Analytics with DuckDB
Refract's event output is newline-delimited JSON (NDJSON). DuckDB can query it directly with SQL — no loading step, no schema definition, no extensions needed.
Quick start: Refract ships a `refract-analytics.sql` file with pre-built views. Load it and query immediately:
duckdb -c ".read refract-analytics.sql" -c "SELECT * FROM contested_claims;"
Views included: contested_claims, citation_churn_by_month, section_activity,
event_type_distribution, talk_content_ratio.
Install DuckDB
brew install duckdb
Or download from duckdb.org.
Export events and query
# Export events
refract export "Bitcoin" --format ndjson > bitcoin-events.jsonl
# Quick count
duckdb -c "SELECT count(*) FROM 'bitcoin-events.jsonl'"

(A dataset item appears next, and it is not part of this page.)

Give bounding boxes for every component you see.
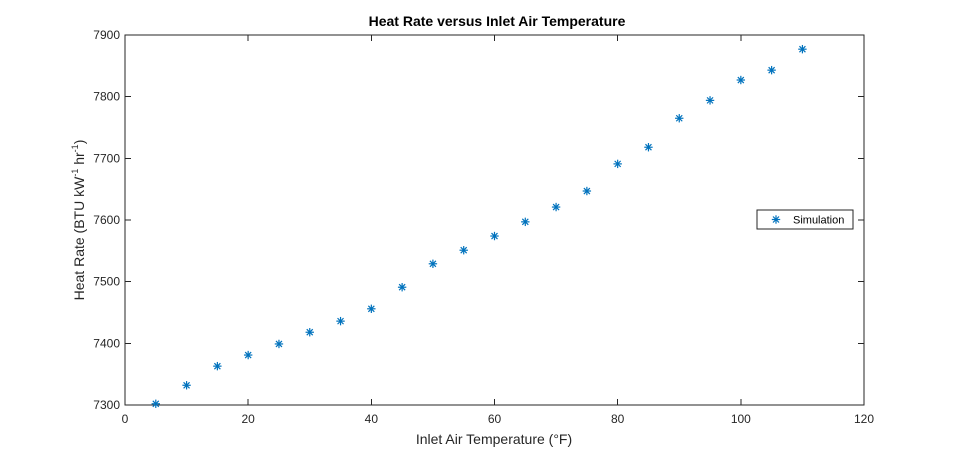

DuckDB's JSON scanner detects column names and types automatically from the first batch of records. No CREATE TABLE or INSERT step.
Event type distribution
SELECT "eventType", count(*) as cnt
FROM 'events.jsonl'
GROUP BY "eventType"
ORDER BY cnt DESC;
Expected output for a typical Wikipedia page at detailed depth:
| "eventType" | cnt |
|---|---|
| sentence_modified | 85 |
| citation_added | 34 |
| sentence_first_seen | 28 |
| revert_detected | 15 |
| template_added | 12 |
| ... | ... |
Citation churn over time
SELECT strftime(timestamp, '%Y-%m') as month,
count(*) FILTER (WHERE "eventType" = 'citation_added') as added,
count(*) FILTER (WHERE "eventType" = 'citation_removed') as removed,
count(*) FILTER (WHERE "eventType" = 'citation_replaced') as replaced
FROM 'bitcoin-events.jsonl'
WHERE "eventType" LIKE 'citation_%'
GROUP BY month
ORDER BY month;
Months with more removals than additions indicate net citation loss — the page is losing sources. Months with high replacement counts indicate active source updating, not necessarily instability.

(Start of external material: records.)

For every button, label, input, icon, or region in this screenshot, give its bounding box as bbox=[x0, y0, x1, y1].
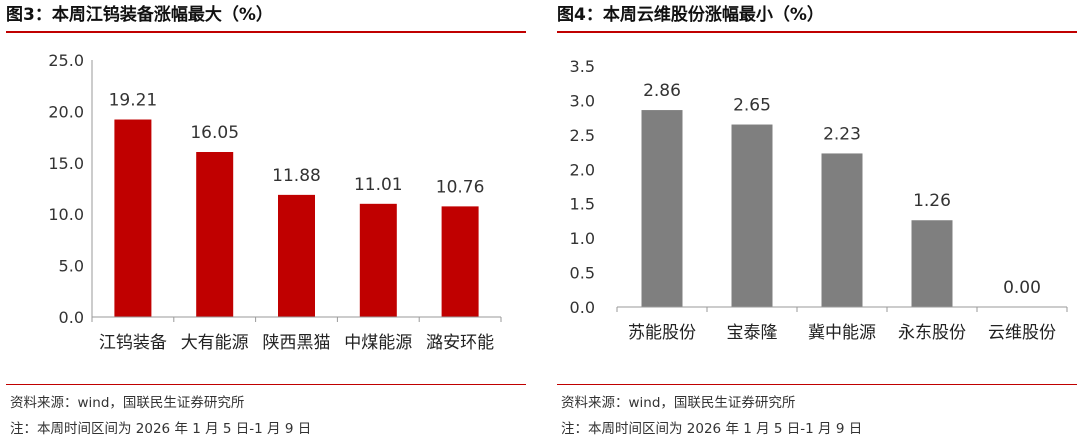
bar bbox=[641, 110, 683, 307]
category-label: 江钨装备 bbox=[99, 333, 167, 353]
category-label: 中煤能源 bbox=[344, 333, 412, 353]
y-tick-label: 0.0 bbox=[570, 298, 595, 317]
figure-4-source-rule bbox=[557, 384, 1077, 385]
figure-3-bar-chart: 0.0 5.0 10.0 15.0 20.0 25.0 19.21 江钨装备 16.05 大有能源… bbox=[48, 51, 502, 353]
bar bbox=[821, 153, 863, 307]
figure-3-source-note: 资料来源：wind，国联民生证券研究所 bbox=[10, 395, 245, 411]
y-tick-label: 0.0 bbox=[59, 308, 84, 327]
category-label: 陕西黑猫 bbox=[263, 333, 331, 353]
figure-3-period-note: 注：本周时间区间为 2026 年 1 月 5 日-1 月 9 日 bbox=[10, 421, 312, 437]
y-tick-label: 1.5 bbox=[570, 195, 595, 214]
data-label: 2.65 bbox=[733, 96, 771, 116]
bar bbox=[196, 152, 234, 317]
data-label: 2.86 bbox=[643, 81, 681, 101]
category-label: 宝泰隆 bbox=[727, 323, 778, 343]
bar bbox=[114, 119, 152, 317]
data-label: 11.01 bbox=[354, 175, 403, 195]
bar bbox=[278, 194, 315, 317]
category-label: 大有能源 bbox=[181, 333, 249, 353]
y-tick-label: 3.0 bbox=[570, 91, 595, 110]
y-tick-label: 5.0 bbox=[59, 257, 84, 276]
y-tick-label: 1.0 bbox=[570, 229, 595, 248]
category-label: 云维股份 bbox=[988, 323, 1056, 343]
figure-3-panel: 图3：本周江钨装备涨幅最大（%） 0.0 5.0 10.0 15.0 20.0 25.0 1… bbox=[6, 0, 531, 440]
figure-4-title: 图4：本周云维股份涨幅最小（%） bbox=[557, 5, 824, 25]
data-label: 11.88 bbox=[272, 166, 321, 186]
bar bbox=[441, 206, 479, 317]
bar bbox=[359, 203, 397, 317]
figure-3-title-rule bbox=[6, 31, 526, 33]
figure-4-source-note: 资料来源：wind，国联民生证券研究所 bbox=[561, 395, 796, 411]
y-tick-label: 3.5 bbox=[570, 57, 595, 76]
bar bbox=[911, 220, 953, 307]
y-tick-label: 2.5 bbox=[570, 126, 595, 145]
figure-4-title-rule bbox=[557, 31, 1077, 33]
data-label: 2.23 bbox=[823, 124, 861, 144]
y-tick-label: 2.0 bbox=[570, 160, 595, 179]
y-tick-label: 25.0 bbox=[48, 51, 84, 70]
figure-4-panel: 图4：本周云维股份涨幅最小（%） 0.0 0.5 1.0 1.5 2.0 2.5 3.0 3.… bbox=[557, 0, 1080, 440]
data-label: 0.00 bbox=[1003, 278, 1041, 298]
figure-4-bar-chart: 0.0 0.5 1.0 1.5 2.0 2.5 3.0 3.5 2.86 苏能股份 2.65 宝泰隆 2… bbox=[570, 57, 1068, 343]
figure-4-period-note: 注：本周时间区间为 2026 年 1 月 5 日-1 月 9 日 bbox=[561, 421, 863, 437]
y-tick-label: 15.0 bbox=[48, 154, 84, 173]
bar bbox=[731, 124, 773, 308]
category-label: 苏能股份 bbox=[628, 323, 696, 343]
data-label: 1.26 bbox=[913, 191, 951, 211]
y-tick-label: 0.5 bbox=[570, 264, 595, 283]
category-label: 冀中能源 bbox=[808, 323, 876, 343]
data-label: 19.21 bbox=[109, 91, 158, 111]
y-tick-label: 10.0 bbox=[48, 205, 84, 224]
data-label: 10.76 bbox=[436, 177, 485, 197]
category-label: 永东股份 bbox=[898, 323, 966, 343]
figure-3-source-rule bbox=[6, 384, 526, 385]
data-label: 16.05 bbox=[190, 123, 239, 143]
category-label: 潞安环能 bbox=[426, 333, 494, 353]
figure-3-title: 图3：本周江钨装备涨幅最大（%） bbox=[6, 5, 273, 25]
y-tick-label: 20.0 bbox=[48, 102, 84, 121]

Find the most contested sections
Contested sections have both reverts and edit clusters:
SELECT section,
count(*) FILTER (WHERE "eventType" = 'revert_detected') as reverts,
count(*) FILTER (WHERE "eventType" = 'edit_cluster_detected') as clusters,
count(*) FILTER (WHERE "eventType" LIKE 'sentence_%') as sentence_events,
count(*) as total_events
FROM 'bitcoin-events.jsonl'
GROUP BY section
HAVING reverts > 0 OR clusters > 0
ORDER BY (reverts + clusters) DESC;
Track a specific claim's lifecycle
SELECT "eventType", timestamp, section,
before, after
FROM 'bitcoin-events.jsonl'
WHERE after LIKE '%decentralized%'
OR before LIKE '%decentralized%'
ORDER BY timestamp;
Section-level timeline
SELECT section, timestamp, "eventType",
count(*) OVER (PARTITION BY section ORDER BY to_revision_id)
as cumulative_events
FROM 'bitcoin-events.jsonl'
ORDER BY section, timestamp;
Talk page correlation
Pages with active talk page discussions alongside content changes suggest editorial deliberation rather than edit-warring:
SELECT strftime(timestamp, '%Y-%m-%d') as day,
count(*) FILTER (WHERE "eventType" LIKE 'talk_%') as talk_events,
count(*) FILTER (WHERE "eventType" = 'revert_detected') as reverts
FROM 'bitcoin-events.jsonl'
GROUP BY day
HAVING talk_events > 0 OR reverts > 0
ORDER BY day;
Multiple pages at once
# Create a pages file
echo "Bitcoin" > pages.txt
echo "Ethereum" >> pages.txt
echo "Dogecoin" >> pages.txt
# Batch analyze
refract analyze --pages-file pages.txt --depth detailed -c
# Export all
refract export "Bitcoin" --format ndjson > events.jsonl
refract export "Ethereum" --format ndjson >> events.jsonl
refract export "Dogecoin" --format ndjson >> events.jsonl
Then compare across pages:
SELECT page_title,
count(*) as events,
count(*) FILTER (WHERE "eventType" = 'revert_detected') as reverts,
count(*) FILTER (WHERE "eventType" LIKE 'citation_%') as citation_churn
FROM 'events.jsonl'
GROUP BY page_title
ORDER BY events DESC;
Validation
# Count events — should match refract analyze output
duckdb -c "SELECT count(*) FROM 'events.jsonl'"
# Verify event types are valid
duckdb -c "SELECT DISTINCT \"eventType\" FROM 'events.jsonl' ORDER BY \"eventType\""
# Check for empty sections
duckdb -c "SELECT count(*) FROM 'events.jsonl' WHERE section = ''"
All queries run on DuckDB 1.0+ with no extensions. Refract NDJSON follows the standard format that DuckDB's JSON scanner reads out of the box.